ICANN, the Internet Corporation for Assigned Names and Numbers, said this week that the Internet Society (ISOC) was its choice to take control of the administration of the .org domain beginning 01 January.
ISOC has established a new not-for-profit organisation, the Public Interest Registry, to manage the domain designed for not-for-profit organisations. The Internet Society is a professional membership society with more than 150 organisational and 11,000 individual members in over 182 countries.
Dublin-based Afilias will handle back-end services on .org for the Internet Society. Afilias, which administers the .info domain, will now manage technical aspects including billing, technical support and customer support for .org. Already Afilias provides registry services to support the .vc ccTLD (St. Vincent and the Grenadines) and is an affiliate of AusRegistry Pty. Ltd., the registry operator for the com.au, net.au, asn.au, id.au and org.au second level domains.

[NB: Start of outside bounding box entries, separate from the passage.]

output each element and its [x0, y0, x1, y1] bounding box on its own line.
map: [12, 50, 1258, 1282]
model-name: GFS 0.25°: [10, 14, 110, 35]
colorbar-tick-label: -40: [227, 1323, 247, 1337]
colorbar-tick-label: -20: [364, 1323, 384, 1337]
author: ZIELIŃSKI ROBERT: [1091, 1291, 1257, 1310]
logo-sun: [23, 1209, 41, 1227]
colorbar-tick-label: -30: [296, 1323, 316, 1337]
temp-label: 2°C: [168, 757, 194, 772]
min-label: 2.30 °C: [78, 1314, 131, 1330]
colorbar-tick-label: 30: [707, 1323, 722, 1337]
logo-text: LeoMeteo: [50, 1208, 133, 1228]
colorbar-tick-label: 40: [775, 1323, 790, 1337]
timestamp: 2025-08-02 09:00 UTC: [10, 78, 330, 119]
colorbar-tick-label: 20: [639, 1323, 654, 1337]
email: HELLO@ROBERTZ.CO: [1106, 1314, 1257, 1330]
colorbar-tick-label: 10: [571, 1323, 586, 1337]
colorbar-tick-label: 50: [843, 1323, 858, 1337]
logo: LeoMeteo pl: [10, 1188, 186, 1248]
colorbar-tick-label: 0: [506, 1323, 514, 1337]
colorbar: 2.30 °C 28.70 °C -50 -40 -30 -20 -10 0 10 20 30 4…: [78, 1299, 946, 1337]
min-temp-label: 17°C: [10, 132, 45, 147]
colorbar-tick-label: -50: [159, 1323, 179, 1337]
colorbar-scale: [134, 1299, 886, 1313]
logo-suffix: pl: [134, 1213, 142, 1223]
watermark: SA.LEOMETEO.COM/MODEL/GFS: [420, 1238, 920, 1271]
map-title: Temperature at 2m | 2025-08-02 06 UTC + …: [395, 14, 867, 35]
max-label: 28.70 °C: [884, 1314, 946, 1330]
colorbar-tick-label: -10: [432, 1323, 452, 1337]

A spokesperson for Afilias said that ICANN's decision to hand over the existing 2.3 million .org addresses, and any future ones, would mean "greater financial stability" for the company and would result in a few new jobs at its technical centre in Tornado, Canada. All of Afilias' exiting technical operations are carried out by its Canadian back-end services subsidiary, LibertyRMS, which was acquired by the firm in early 2002.
The Afilias spokesperson said service would not be interrupted during the transition, and ISOC and Afilias said they had already begun planning for the technical transition and expect "that it will be virtually invisible to .org users."
Part of the bid for the domain by the two included a number of proposed upgrades for .org, including heightened security measures and a domain name watch service, to prevent cybersquatting and other unwanted behaviour. It is also expected that the ISOC will encourage .org name holders to offer feedback on what kinds of additional services and options are desired by users.
Afilias said it also plans to introduce an improved system for adding new addresses to the Internet's network of domain name servers that will propagate new addresses worldwide in about two minutes, compared to the current timeframe of 36 hours.
VeriSign controlled .org previously, but last year the firm hammered out a deal with ICANN that allowed VeriSign to retain control of the more popular .com and .net addresses in exchange for its surrendering of .org. VeriSign also said it would contribute as much as USD5 million to assist in the handover.
Founded in 1991, the Internet Society is also home of two important Internet standards-setting bodies, the Internet Engineering Task Force and the Internet Architecture Board.